A word says more than a thousand images. Exercises for the visually inclined: illustrate "appreciation", "humor", "software", "education", "inalienable rights", "elegance", "fact".
Languages shape the way we think, or don't.
If Perl is the solution, you're solving the wrong problem.
If you want to know why Lisp doesn't win around you, find a mirror.
Elegance is necessarily unnatural, only achieveable at great expense. If you just do something, it won't be elegant, but if you do it and then see what might be more elegant, and do it again, you might, after an unknown number of iterations, get something that is very elegant.
Contrary to the foolish notion that syntax is immaterial, people optimize the way they express themselves, and so express themselves differently with different syntaxes.
Short of coming to their senses and abolishing the whole thing, we might expect that the rules for daylight saving time will remain the same for some time to come, but there is no guarantee. (We can only be glad there is no daylight loan time, or we would face decades of too much daylight, only to be faced with a few years of total darkness to make up for it.
Let's just hope that all the world is run by Bill Gates before the Perl hackers can destroy it.
What I actually admire in Perl is its ability to provide a very successful abstraction of the horrible mess that is collectively called Unix.
All experience has taught us that solving a complex problem uncovers hidden assumptions and ever more knowledge, trade-offs that we didn't anticipate but which can make the difference between meeting a deadline and going into research mode for a year, etc.
Structure is nothing if it is all you got. Skeletons spook people if they try to walk around on their own. I really wonder why XML does not.
A system needs to be alive and workable even when other people than the first enthusiasts start using it. Reinvention and revolution are enthusiast stuff. Invention and evolution are engineering.
The currency in the developer community is enthusiasm.
When all actions are used for feedback, the consequence of making mistakes will be a corrective and appropriate response, because everything everybody does matters. ... The more selective you are in the feedback you accept, the more insane your reasoning will become as you will necessarily reject corrective feedback that would have led to better reasoning.
I have argued that a religion or a philosophy cannot speak about facts of the world - if it does, it is now or will eventually be wrong - but it can and should speak about the relevance and ranking of facts and observations.
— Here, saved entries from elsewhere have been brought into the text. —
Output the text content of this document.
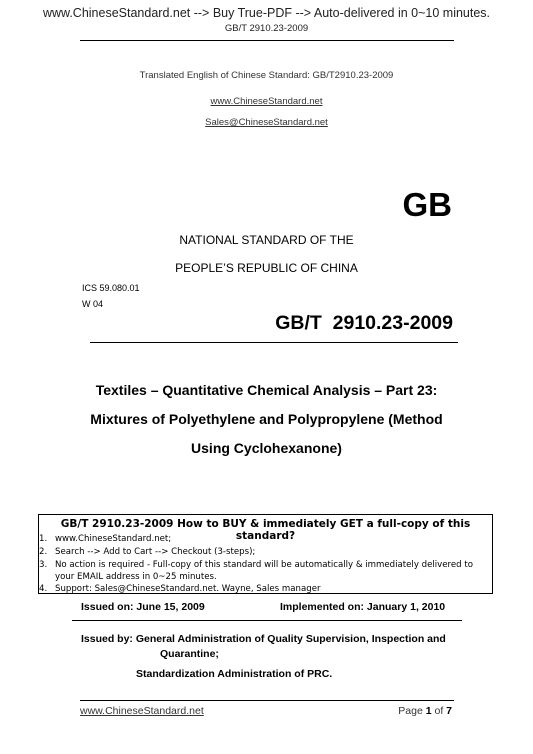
www.ChineseStandard.net --> Buy True-PDF --> Auto-delivered in 0~10 minutes.
GB/T 2910.23-2009
Translated English of Chinese Standard: GB/T2910.23-2009
www.ChineseStandard.net
Sales@ChineseStandard.net
GB
NATIONAL STANDARD OF THE
PEOPLE’S REPUBLIC OF CHINA
ICS 59.080.01
W 04
GB/T  2910.23-2009
Textiles – Quantitative Chemical Analysis – Part 23:
Mixtures of Polyethylene and Polypropylene (Method
Using Cyclohexanone)
GB/T 2910.23-2009 How to BUY & immediately GET a full-copy of this standard?
1. www.ChineseStandard.net;
2. Search --> Add to Cart --> Checkout (3-steps);
3. No action is required - Full-copy of this standard will be automatically & immediately delivered to
your EMAIL address in 0~25 minutes.
4. Support: Sales@ChineseStandard.net. Wayne, Sales manager
Issued on: June 15, 2009	Implemented on: January 1, 2010
Issued by: General Administration of Quality Supervision, Inspection and
Quarantine;
Standardization Administration of PRC.
www.ChineseStandard.net	Page 1 of 7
Those who write software only for pay should go hurt some other field.
Just getting something to work usually means writing reams of code fast, like a Stephen King novel, but making it maintainable and high-quality code that really expresses the ideas well, is like writing poetry. Art is taking away.
Counting lines is probably a good idea if you want to print it out and are short on paper, but I fail to see the purpose otherwise.
C++ is a language strongly optimized for liars and people who go by guesswork and ignorance.
What people "want" is a function of what they learn is available. If you wish to sell something, you'd better understand that you can't give people what they want in the market today, because what they want today is what they can already get. You have to discover what they really want, and find some way to give that physical shape.
I have come to believe that large print, thick and heavy paper, and wide margins and oversize leading is indicative of the expected intelligence of the reader. … Compare children's books and books on Web Duhsign or other X-in-21-days books. If the reading level of a specification is below college level, chances are the people behind it are morons and the result morose.
Sometimes, the only way to learn something really well is to revert to the state of mind of a novice and reawaken to the raw observations that you have accumulated instead of relying on the conclusions you have reached from the exogenous premises absorbed through teaching and bookish learning.
The ultimate laziness is not using Perl. That saves you so much work you wouldn't believe it if you had never tried it.
Sufficiently advanced political correctness is indistinguishable from sarcasm.
In C++, reinvention is its own reward.